Auto insurance prices have gone nuts
If you want to see the damage inflation can do, look no further.
It’s getting to be a bit much.
Auto insurance prices have surged over the last couple years. March consumer inflation out Wednesday shows them up 22% compared to last year. Since the end of 2019 — just before Covid hit — they’re up 45%.
Why? That’s where things get complicated.
In a prophylactic press release released Wednesday morning, an insurance industry trade group cited “greatly increased the cost of repairing and replacing cars” due to inflation. As anyone who has shopped for a new or used car over the last couple years can tell you, costs have gone up.
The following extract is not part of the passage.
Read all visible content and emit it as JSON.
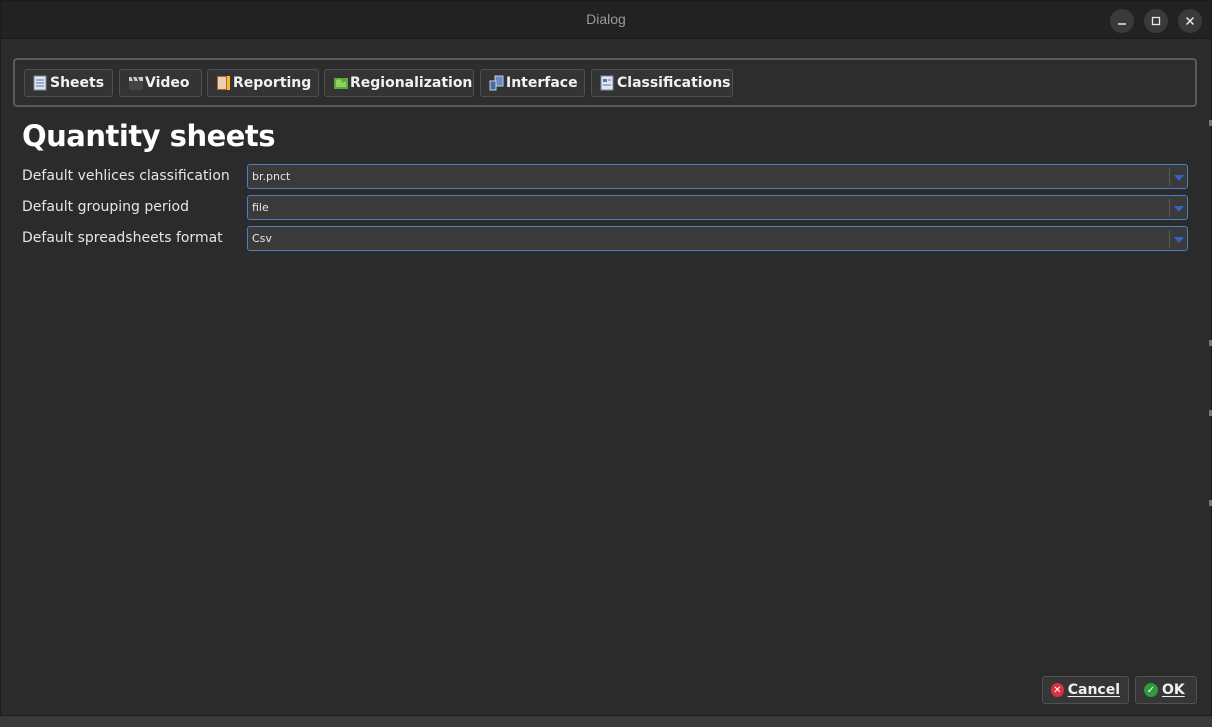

That goes for the costs of replacing minor parts like bumpers or mirrors as well.
Insurers lost a lot of money on those replacement costs in 2021 and 2022, and are now trying to make that money back by raising rates a lot.
Then there’s also the the objectively atrocious driving record of Americans. Even before the pandemic, Americans were awful drivers compared to other high income countries, with auto death rates the highest among peer nations. High accident rates are reflected in higher costs of insurance.
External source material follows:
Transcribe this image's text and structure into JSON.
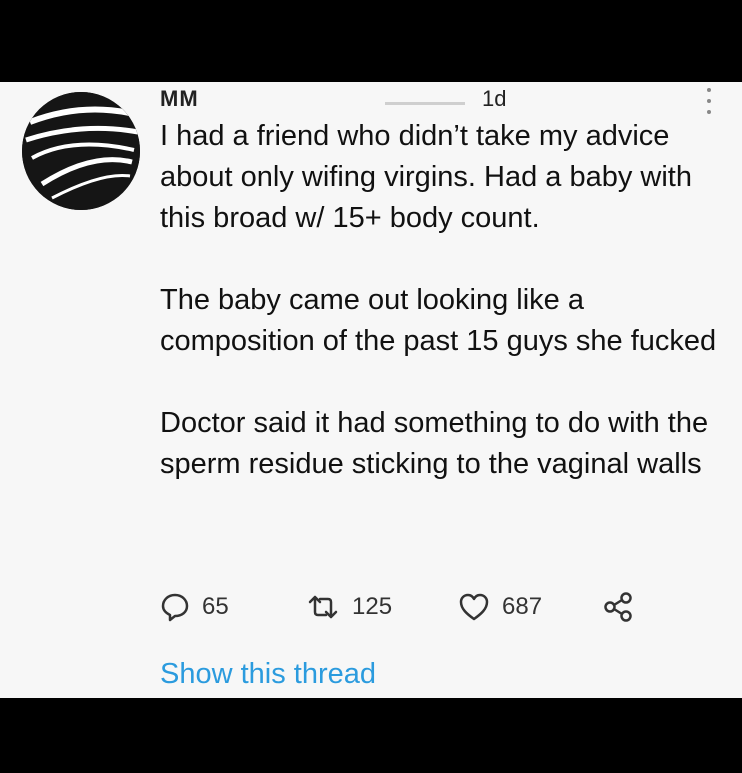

And of course there’s also the old-fashioned profit motive. Insurers are trying to make money and raising rates is the way to do it.
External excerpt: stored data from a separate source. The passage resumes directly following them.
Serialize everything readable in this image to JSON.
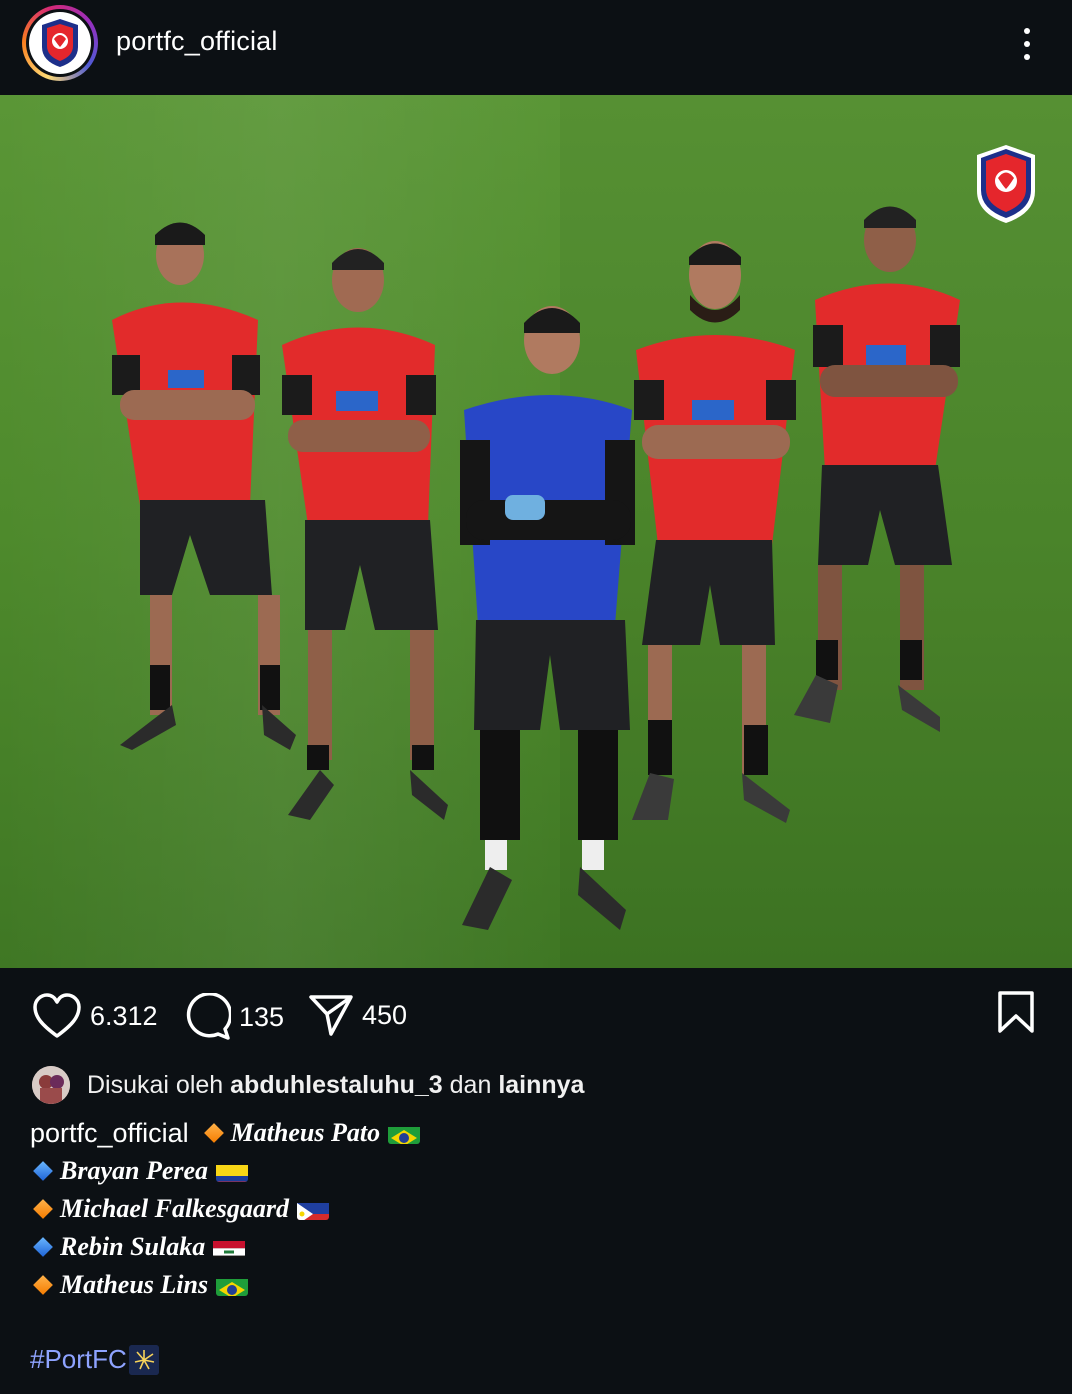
{
  "post": {
    "username": "portfc_official",
    "likes_count": "6.312",
    "comments_count": "135",
    "shares_count": "450"
  },
  "likes": {
    "prefix": "Disukai oleh",
    "user": "abduhlestaluhu_3",
    "joiner": "dan",
    "others": "lainnya"
  },
  "caption": {
    "username": "portfc_official",
    "players": [
      {
        "name": "Matheus Pato",
        "flag": "brazil",
        "marker": "orange-diamond"
      },
      {
        "name": "Brayan Perea",
        "flag": "colombia",
        "marker": "blue-diamond"
      },
      {
        "name": "Michael Falkesgaard",
        "flag": "philippines",
        "marker": "orange-diamond"
      },
      {
        "name": "Rebin Sulaka",
        "flag": "iraq",
        "marker": "blue-diamond"
      },
      {
        "name": "Matheus Lins",
        "flag": "brazil",
        "marker": "orange-diamond"
      }
    ],
    "hashtag": "#PortFC"
  },
  "colors": {
    "background": "#0c1014",
    "text": "#f5f5f5",
    "hashtag": "#8ea3ff",
    "grass": "#4f8a2e"
  },
  "icons": [
    "heart-icon",
    "comment-icon",
    "share-icon",
    "bookmark-icon",
    "more-options-icon"
  ]
}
“We will continue to pursue rate increases to restore profitability in states that are not yet at target margins,” Jesse Merten, chief financial officer at Allstate told an investor conference in early March. “And in other states, we'll take rate to keep pace with increases in loss costs.”
Wall Street seems pretty confident profits are on the way. Share prices of major auto insurers such as Allstate and Progressive, are hovering near all-time highs, and are handily outpacing the market this year, rising about 21% and 29%, compared to the 8% gain in the S&P 500.